别人对我讲,我在浴池里面的这种角色,现在被称为职业经理人。这个称呼我很喜欢。虽然已经回不去曾经的岁月,但我感觉自己的人生,还算圆满。毕竟人的心里,总会有一片瑰丽的云彩,对吗?
在五个多月的经营里,客人们逐渐固定下来。客人们都喜欢下了班就来这里。我们的浴资跟大众浴池一样。那时候,B城的就业不理想,很多人一整天无所事事。不是他们不想工作,而是没有那么多工作可以让他们去做。
来这里洗浴的同志多半在三十岁上下。和现在的同志浴池里几乎都是五六十的老年同志不同,那个时候来洗澡的人以壮年为主。
大家熟悉了以后,有人带来了麻将,开始在一楼前台旁边搓麻将,边打麻将边互相打趣。偶尔来一个新人,大家立刻都不玩了,纷纷准备去洗澡。那一点好奇心和小心思,彼此都知道的一清二楚。
直到一次,我们已经下班了,有一对熟客想在浴池里亲热,我实在不好意思拒绝,毕竟他们也没什么地方可去,就默许了。偏偏有人报了警。我到现在也不知道是有人陷害我,还是那一对熟客得罪了什么人。当公安赶到时,我正好出门,看到警车远远地开过来,我忙转身逃走。那个浴池的出口对的一条路,剩下两侧都是墙。我没有别的地方可以逃,只能去翻墙。我就听见警察在后面喊,“给我站住!”我害怕得手一抖,摔了下来。
那次之后,我们的浴池也在公安的要求下停业整顿,加上我摔伤挺严重,浴池处于没人管理的状态,很快就关门大吉。
“小黑屋”与技师
转眼到了千禧年。对于银行系统的BUG“千禧虫”的话题,大家议论纷纷。可生活里面唯一不变的还是怎么赚钱、怎么活得更舒服。我在同志浴池工作,也不过是为了赚一些钱,在工作中也可以舒服地做自己。很多人不能理解我:为什么一定要在同志场所工作?似乎这里的空气都太过甜腻,有点不正常的甜,让人不舒服。

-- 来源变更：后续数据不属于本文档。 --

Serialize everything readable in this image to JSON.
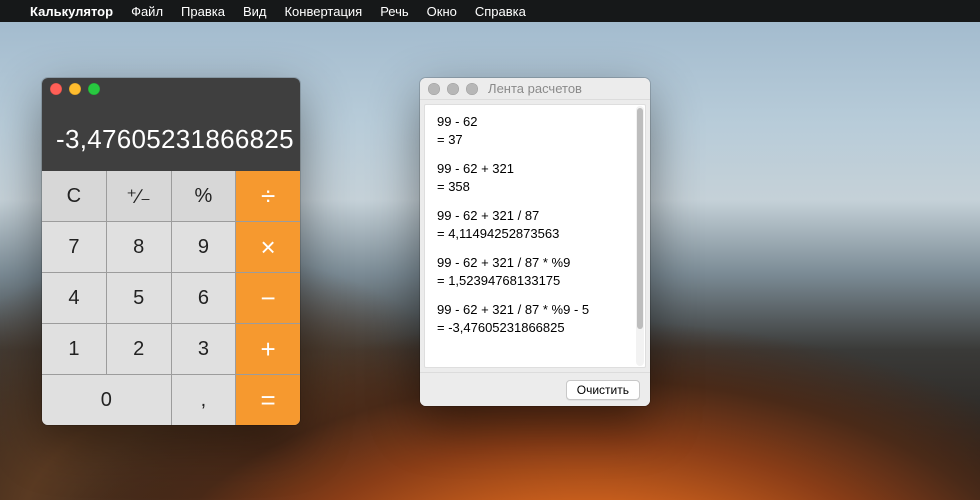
{
  "menubar": {
    "apple": "",
    "appname": "Калькулятор",
    "items": [
      "Файл",
      "Правка",
      "Вид",
      "Конвертация",
      "Речь",
      "Окно",
      "Справка"
    ]
  },
  "calculator": {
    "display": "-3,47605231866825",
    "keys": {
      "clear": "C",
      "sign": "⁺∕₋",
      "percent": "%",
      "divide": "÷",
      "k7": "7",
      "k8": "8",
      "k9": "9",
      "multiply": "×",
      "k4": "4",
      "k5": "5",
      "k6": "6",
      "minus": "−",
      "k1": "1",
      "k2": "2",
      "k3": "3",
      "plus": "+",
      "k0": "0",
      "decimal": ",",
      "equals": "="
    }
  },
  "tape": {
    "title": "Лента расчетов",
    "entries": [
      {
        "expr": "99 - 62",
        "result": "= 37"
      },
      {
        "expr": "99 - 62 + 321",
        "result": "= 358"
      },
      {
        "expr": "99 - 62 + 321 / 87",
        "result": "= 4,11494252873563"
      },
      {
        "expr": "99 - 62 + 321 / 87 * %9",
        "result": "= 1,52394768133175"
      },
      {
        "expr": "99 - 62 + 321 / 87 * %9 - 5",
        "result": "= -3,47605231866825"
      }
    ],
    "clear": "Очистить"
  }
}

同志浴池很少有在一个固定地点开上好几年的。多半都是开了七八个月,就换了地方。一方面掩人耳目,一方面也是为了增加一些客源和地点上的新鲜感。
我们这个一直也没挂出名字的浴池,在2000年的春节前,也选了新的地点,这一次扩大了整个浴池的面积,修成了两层楼,下面这一层是泡澡,上面的二层修成了带着三个韩式炕洞的休息大厅。

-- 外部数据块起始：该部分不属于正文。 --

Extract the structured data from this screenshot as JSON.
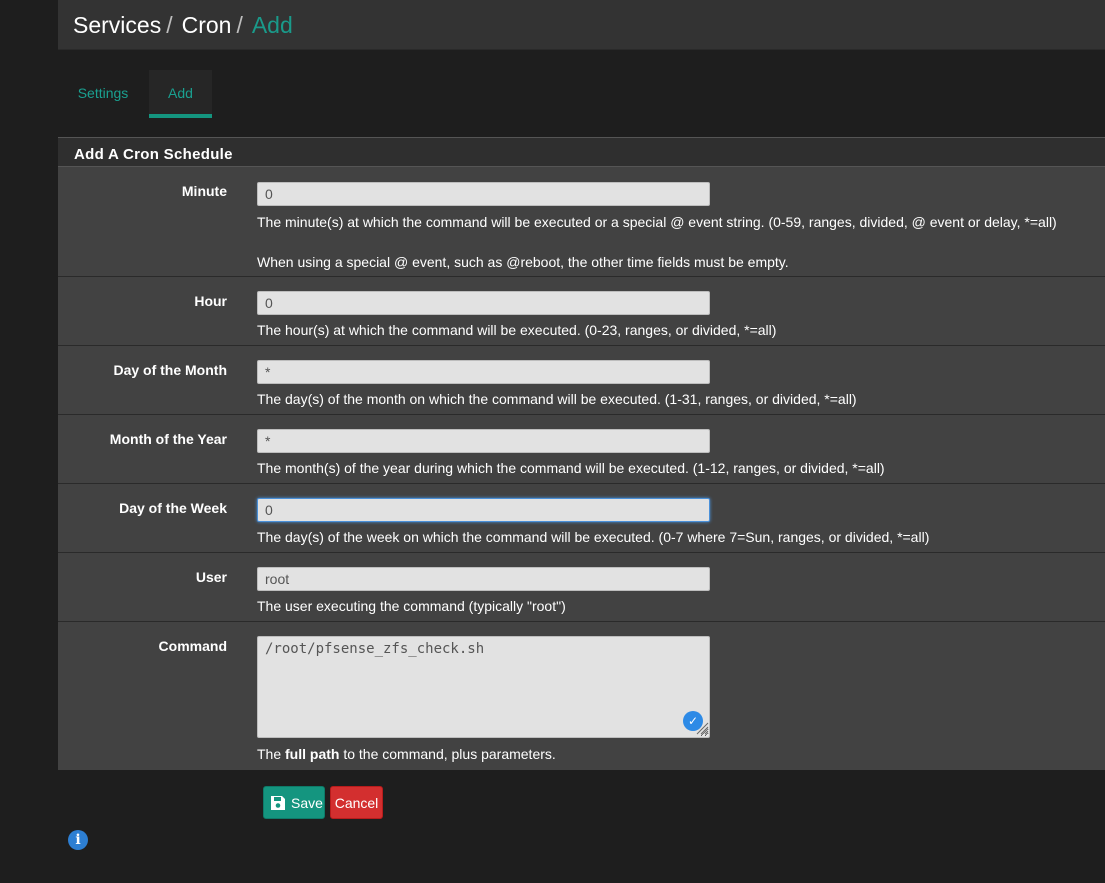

在大厅的一个角落,老板单独给我设立了一个小房间,是一个大概六平的狭长房间,里面放了一个办公桌,一张床。老板想得很体贴,他知道我赚钱不多,我经营的小店也交给了母亲打理,母亲年纪大了,精力体力都不允许,小店苟延残喘。
索性,我吃住都在浴池,也给家里减轻了负担。2000年东北经济开始复苏,但在重工业城市B城,复苏并没有那么快。同志浴池的竞争虽然不像大众浴池那么激烈,但也陆续出现了三四家。同志浴池有一个致命的问题,就是“脏”。这也是为什么同志浴池要频繁更换营业地点的缘故。
在B城的同志浴池里都有一个小黑屋。里面没有灯,大概三平,也没有窗户。据说这样的小黑屋是从欧美的同志浴池传入的。用处是让在浴池里看对眼的两个人可以在里面亲热,最多的时候,这么小的空间里面,竟然有三四对在同时做爱。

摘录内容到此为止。